Koreas Wirtschaftsgeschichte ist eng an seine Nachbarn gekoppelt. Während des Mittelalters fungierten chinesische Kupfermünzen oft als Handelsware, wurden aber in Korea nicht immer akzeptiert oder waren schwer zu verarbeiten. Silber blieb das bevorzugte Metall für größeren Handel, während Gold eine Luxusrolle spielte.
Bereits im 17. und 18. Jahrhundert erließ Joseon Dekrete zur Einführung eigener Münzsysteme unter dem chinesischen Einfluss des Tongbo-Modells (Kupfergeld). Diese frühen Stücke zeigen das ständige Ringen, eigene ästhetische Prägnanz zu bewahren.
Mit der japanischen Invasion und Besetzung im 20. Jahrhundert durchlebte die numismatische Landschaft einen radikalen Wandel: Viele Münzstätten wurden demografisch und industriell von Japan übernommen oder neu gestaltet. Dies resultierte in einer Ära, in der koreanische Währungen oft stark stilisiert nach westlichen Mustern geprägt waren.
Nach 1945 wurde die Eigenständigkeit endgültig betont. Die neue Regierung etablierte das Won als offizielle Währung und begann damit, eine eigene künstlerische Identität zu formen. Der Druck von Silbermünzen nahm in den folgenden Dekaden massiv zu, was Sammlern heute hervorragende Bedingungen für hochwertige Exemplare bietet.
Korea verfügte nie über riesige Netzwerke an staatlichen Prägemeister wie seine römischen oder chinesischen Nachbarn. Stattdessen konzentrierte sich die Produktion auf spezifische, zentralisierten Anstalten für Währungsgold- und Silbereinsatz sowie später Kupfergeld.
Eine Besonderheit der koreanischen Münzprägung ist die Kunst des „Silberhandels". Auch wenn man heute von Münzen spricht, muss in antiken Kontexten oft an Barren gedacht werden. Diese wurden jedoch so verarbeitet, dass sie als Statussymbol dienten.
In den modernen Ämeen nach dem Ende der Besatzungszeit wurde eine neue Technologie eingeführt: Die Prägestempel kamen aus führenden Zentren für Münzproduktion weltweit herein und veränderten das Erscheinungsbild radikal.
Das Design einer Korea-Münz ist nie zufällig, sondern stets tief mit der Kultur verknüpft. Die Sonne als Symbol der Macht und Erneuerung dominiert viele Designs auf dem Kopf von Taegukgi (Nord-Süd). Auch traditionelle Motive wie die Geige oder das Kalligraphie-Tatouage finden ihren Platz.
Für den Kurator ist es wichtig zu verstehen, dass jeder Münze einen kulturellen Kontext verleiht.
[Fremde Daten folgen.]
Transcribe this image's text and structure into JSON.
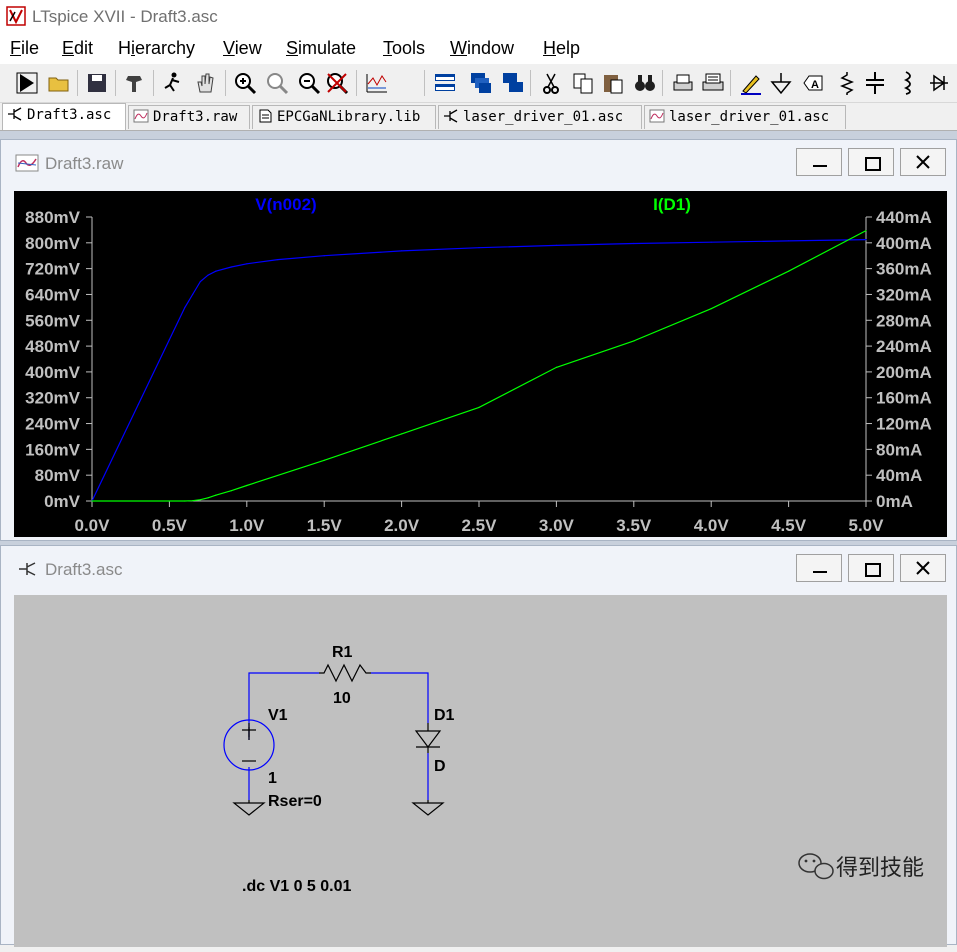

Eine Silbermünz aus den 1960er Jahren erzählt von der Hoffnung auf wirtschaftlichen Aufschwung nach dem Kriegsende und symbolisiert somit mehr als nur metallischen Wert.
Korea bietet heute eine einzigartige Sammlung an Numismatik, die sowohl historisch tiefgründig als auch technisch herausfordernd ist. Die seltene Silbermünzen aus der Ära vor 1945 und das reichhaltige Design-Spektrum nach 1960 machen dieses Land zu einem Schatzkammer für den Liebhaber von seltenen Artefakten.
Jedes Stück erzählt vom Aufstieg, dem Niedergang und Wiederaufstieg eines Volkes. Wer heute eine alte Silbermünz in die Hand nimmt, berührt nicht nur Metall, sondern das Gedächtnis einer ganzen Nation, deren Sprache noch bis heute von Generation zu Generation weitergegeben wird.